Both forms ahve the same basic idea of refering to the next term.

We reveiwed and practiced taylor polynomials and power series. Taylor polynomials are polynomial estimtions of complex equasions centered at a given value; they are represented by the nth derivitive of c times (x-c) divided by n! added to that of n+1, added to that of n+ 2 and so on for as many terms as desired. The higher term taylor polynomial, the more accurate the aproximation is, but the further away the center the value of x being aproximted is, the lessacurate the aproximation will be.

Today we reviewed strange integration techniques. Since we were assured that trig substitution will not be on the AP test, we grazed over that. Integration by parts (as a last resort) will, however, be tested on. Using LIPET we choose a value for u and dv which we then take the derivitave of and integrate respectively and then substitue into: uv- int(v du). Before resorting to such ugly things we could try integration by parts (especialy if there is a constant over a factorable polynomial).

YAY VOLUMES OF REVOLUTION!! There are two options for this: disc (perpendiscular) and shell (parashell). It's easyer to use shell method for any revolutions around a vertical line and disc method for any revolution around a horizontal line where the function is in terms of x so that one does not need to solve for a different variable.

shell: V= pi* int from a to b ((f(x))^2)
disc: V= 2pi* int from a to b (x*f(x))

LAST TEST TOMORROW. Today we revewed all of the polar mumbo jumbo that will be tested tomorro on the polar exam....did i mention it is the LAST test of the year... besides the other classes...and the Calc AP. What we reviewed? Oh yeah... the main exuasion that is hard for me to remember that we did was arc length of a polar curve: int from (a,b) of (sqrt(r^2 +r'^2) dtheta)

Polar test today!!!! Did not finish multiple choice, but that which I answered I felt good about.

Today we went over the take home test. With this I was quite pleased because I got a solid 5 with out help from notes! This realy boosted my confidence for the big game!

Pre-game.

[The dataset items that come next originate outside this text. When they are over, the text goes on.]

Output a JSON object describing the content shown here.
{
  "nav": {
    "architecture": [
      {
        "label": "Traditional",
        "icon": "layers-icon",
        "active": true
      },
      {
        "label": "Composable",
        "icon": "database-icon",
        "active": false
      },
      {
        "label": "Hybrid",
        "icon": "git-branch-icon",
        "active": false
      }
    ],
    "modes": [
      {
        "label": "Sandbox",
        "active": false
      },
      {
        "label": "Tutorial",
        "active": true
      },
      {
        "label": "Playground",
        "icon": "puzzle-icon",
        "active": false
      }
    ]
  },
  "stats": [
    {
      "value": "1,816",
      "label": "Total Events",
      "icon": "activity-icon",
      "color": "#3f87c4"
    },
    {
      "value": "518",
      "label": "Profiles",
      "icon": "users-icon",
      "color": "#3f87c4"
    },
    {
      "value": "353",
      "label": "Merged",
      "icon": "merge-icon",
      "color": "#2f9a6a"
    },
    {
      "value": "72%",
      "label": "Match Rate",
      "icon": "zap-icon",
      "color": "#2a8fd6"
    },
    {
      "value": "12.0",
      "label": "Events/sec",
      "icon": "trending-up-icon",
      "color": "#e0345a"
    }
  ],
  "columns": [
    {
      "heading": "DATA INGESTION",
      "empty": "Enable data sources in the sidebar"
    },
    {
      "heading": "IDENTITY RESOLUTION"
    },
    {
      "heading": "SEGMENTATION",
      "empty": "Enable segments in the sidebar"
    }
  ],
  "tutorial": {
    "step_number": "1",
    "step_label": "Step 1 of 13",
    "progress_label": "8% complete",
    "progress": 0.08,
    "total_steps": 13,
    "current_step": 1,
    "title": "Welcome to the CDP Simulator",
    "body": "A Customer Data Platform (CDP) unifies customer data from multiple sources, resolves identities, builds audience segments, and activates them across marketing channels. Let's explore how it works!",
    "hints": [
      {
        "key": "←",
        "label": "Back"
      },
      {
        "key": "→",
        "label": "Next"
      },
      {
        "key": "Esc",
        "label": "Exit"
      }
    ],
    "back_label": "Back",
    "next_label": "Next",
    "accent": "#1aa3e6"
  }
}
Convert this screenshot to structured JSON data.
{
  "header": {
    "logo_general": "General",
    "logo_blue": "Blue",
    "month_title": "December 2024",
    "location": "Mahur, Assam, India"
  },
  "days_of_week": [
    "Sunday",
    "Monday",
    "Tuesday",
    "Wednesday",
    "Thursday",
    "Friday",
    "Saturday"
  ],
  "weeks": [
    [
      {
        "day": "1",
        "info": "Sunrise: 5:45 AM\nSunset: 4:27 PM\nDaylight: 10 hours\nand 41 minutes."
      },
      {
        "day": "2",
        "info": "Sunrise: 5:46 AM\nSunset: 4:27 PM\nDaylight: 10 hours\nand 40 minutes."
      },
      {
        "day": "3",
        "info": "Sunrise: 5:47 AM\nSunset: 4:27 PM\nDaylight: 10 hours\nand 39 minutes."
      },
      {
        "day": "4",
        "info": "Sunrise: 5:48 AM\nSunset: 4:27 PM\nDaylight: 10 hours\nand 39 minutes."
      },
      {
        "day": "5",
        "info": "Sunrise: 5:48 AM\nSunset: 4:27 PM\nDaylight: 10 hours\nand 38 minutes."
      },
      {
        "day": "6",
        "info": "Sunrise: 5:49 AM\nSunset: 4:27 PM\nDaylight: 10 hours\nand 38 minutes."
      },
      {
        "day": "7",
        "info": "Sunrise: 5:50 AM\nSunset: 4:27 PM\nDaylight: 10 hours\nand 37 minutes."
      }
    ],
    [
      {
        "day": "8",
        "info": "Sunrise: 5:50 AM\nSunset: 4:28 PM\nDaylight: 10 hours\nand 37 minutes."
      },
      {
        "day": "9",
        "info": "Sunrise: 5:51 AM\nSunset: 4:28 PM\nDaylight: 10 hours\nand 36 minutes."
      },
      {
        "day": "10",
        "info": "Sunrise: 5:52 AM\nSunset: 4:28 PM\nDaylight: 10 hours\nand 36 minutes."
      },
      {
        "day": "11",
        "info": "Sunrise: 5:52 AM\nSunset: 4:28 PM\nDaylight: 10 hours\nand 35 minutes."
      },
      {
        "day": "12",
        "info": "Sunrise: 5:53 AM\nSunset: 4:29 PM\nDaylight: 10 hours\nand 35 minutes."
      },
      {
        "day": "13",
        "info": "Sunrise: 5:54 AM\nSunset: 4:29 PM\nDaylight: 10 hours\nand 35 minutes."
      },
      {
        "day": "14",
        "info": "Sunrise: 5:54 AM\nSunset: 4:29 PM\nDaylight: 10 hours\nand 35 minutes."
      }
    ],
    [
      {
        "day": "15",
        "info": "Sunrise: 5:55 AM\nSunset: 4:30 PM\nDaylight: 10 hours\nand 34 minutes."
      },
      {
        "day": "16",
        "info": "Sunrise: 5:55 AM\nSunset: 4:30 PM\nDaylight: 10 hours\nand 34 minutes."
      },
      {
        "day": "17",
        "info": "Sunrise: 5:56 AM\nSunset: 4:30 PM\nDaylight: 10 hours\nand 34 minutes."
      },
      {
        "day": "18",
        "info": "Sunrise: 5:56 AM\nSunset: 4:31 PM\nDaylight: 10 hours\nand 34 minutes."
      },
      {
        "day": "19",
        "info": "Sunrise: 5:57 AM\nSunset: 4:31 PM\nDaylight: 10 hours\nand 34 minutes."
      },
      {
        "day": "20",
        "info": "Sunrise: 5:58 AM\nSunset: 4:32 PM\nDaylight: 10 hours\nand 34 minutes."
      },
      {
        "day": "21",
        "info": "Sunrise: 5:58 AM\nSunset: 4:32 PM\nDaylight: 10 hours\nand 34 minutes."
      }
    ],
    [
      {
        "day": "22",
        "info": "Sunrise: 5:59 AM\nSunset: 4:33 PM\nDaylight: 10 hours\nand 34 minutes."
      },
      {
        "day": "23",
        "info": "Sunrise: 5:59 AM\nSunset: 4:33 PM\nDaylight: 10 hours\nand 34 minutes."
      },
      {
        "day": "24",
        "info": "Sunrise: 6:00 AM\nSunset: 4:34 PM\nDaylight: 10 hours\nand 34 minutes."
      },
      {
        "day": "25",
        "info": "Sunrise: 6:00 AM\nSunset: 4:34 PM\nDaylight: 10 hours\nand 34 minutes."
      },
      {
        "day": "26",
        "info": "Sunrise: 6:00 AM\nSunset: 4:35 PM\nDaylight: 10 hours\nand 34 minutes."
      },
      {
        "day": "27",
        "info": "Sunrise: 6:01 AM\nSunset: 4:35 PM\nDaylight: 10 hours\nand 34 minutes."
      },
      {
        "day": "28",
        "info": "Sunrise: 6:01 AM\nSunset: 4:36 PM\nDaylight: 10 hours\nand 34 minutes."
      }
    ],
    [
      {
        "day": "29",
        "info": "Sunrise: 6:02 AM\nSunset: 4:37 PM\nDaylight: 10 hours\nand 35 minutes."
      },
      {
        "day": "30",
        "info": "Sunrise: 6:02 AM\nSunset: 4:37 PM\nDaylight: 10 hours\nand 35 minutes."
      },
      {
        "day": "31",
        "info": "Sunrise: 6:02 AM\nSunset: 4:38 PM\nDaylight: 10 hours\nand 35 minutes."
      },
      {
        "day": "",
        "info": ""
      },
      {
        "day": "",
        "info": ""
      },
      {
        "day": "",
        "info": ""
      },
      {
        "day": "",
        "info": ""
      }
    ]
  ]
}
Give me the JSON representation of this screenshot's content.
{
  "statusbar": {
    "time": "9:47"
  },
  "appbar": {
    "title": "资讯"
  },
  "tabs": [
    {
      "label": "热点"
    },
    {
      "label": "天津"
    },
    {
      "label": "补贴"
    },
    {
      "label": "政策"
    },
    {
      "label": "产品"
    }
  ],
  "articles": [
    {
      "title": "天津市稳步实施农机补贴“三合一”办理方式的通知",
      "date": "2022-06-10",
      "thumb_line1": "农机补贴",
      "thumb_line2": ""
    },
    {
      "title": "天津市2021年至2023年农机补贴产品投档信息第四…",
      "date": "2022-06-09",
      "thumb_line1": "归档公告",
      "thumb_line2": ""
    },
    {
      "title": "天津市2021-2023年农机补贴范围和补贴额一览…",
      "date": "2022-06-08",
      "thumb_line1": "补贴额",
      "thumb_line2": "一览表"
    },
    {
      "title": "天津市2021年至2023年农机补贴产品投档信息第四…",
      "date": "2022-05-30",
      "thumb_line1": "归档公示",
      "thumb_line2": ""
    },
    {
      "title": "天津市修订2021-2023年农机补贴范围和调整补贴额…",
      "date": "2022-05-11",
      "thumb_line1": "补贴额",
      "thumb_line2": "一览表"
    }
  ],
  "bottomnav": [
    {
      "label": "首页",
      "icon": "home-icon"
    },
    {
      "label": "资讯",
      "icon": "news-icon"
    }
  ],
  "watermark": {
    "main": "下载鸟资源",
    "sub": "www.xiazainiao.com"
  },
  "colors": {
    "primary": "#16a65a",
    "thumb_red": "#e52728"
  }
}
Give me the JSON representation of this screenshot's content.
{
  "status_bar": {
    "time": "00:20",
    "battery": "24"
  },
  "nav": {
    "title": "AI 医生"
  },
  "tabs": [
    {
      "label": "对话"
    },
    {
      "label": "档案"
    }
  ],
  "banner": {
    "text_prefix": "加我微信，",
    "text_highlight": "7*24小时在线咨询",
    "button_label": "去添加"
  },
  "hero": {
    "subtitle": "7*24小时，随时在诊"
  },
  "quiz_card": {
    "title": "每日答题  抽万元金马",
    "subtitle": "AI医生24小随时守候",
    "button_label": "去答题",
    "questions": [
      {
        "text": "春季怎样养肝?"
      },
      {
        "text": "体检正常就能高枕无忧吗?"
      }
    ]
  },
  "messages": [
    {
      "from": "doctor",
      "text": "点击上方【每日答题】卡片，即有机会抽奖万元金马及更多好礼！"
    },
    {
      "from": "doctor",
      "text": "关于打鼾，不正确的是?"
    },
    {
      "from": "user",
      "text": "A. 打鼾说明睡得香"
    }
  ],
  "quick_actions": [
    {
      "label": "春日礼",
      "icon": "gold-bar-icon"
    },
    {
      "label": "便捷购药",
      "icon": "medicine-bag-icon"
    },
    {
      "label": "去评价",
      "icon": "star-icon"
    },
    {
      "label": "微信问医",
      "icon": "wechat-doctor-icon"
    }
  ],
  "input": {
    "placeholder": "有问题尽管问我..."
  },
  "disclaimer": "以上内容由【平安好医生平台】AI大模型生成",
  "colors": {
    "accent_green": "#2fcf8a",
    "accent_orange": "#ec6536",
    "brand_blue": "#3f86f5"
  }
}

We did that same activity from the begining of the year where each person finds 10 different people who know an answer to one of the review questions in the squares. We reviewed the answers and went on a walk outside; it was a lovely day. We also talked about Cerial Mom, which was necessary.

Because I forgot to heed the warning to check the calculator battery, I found the battery level to be 25% on test day; the battery did not die. Thank the calculus gods! I felt very prepared for the game and feel very good about my performence.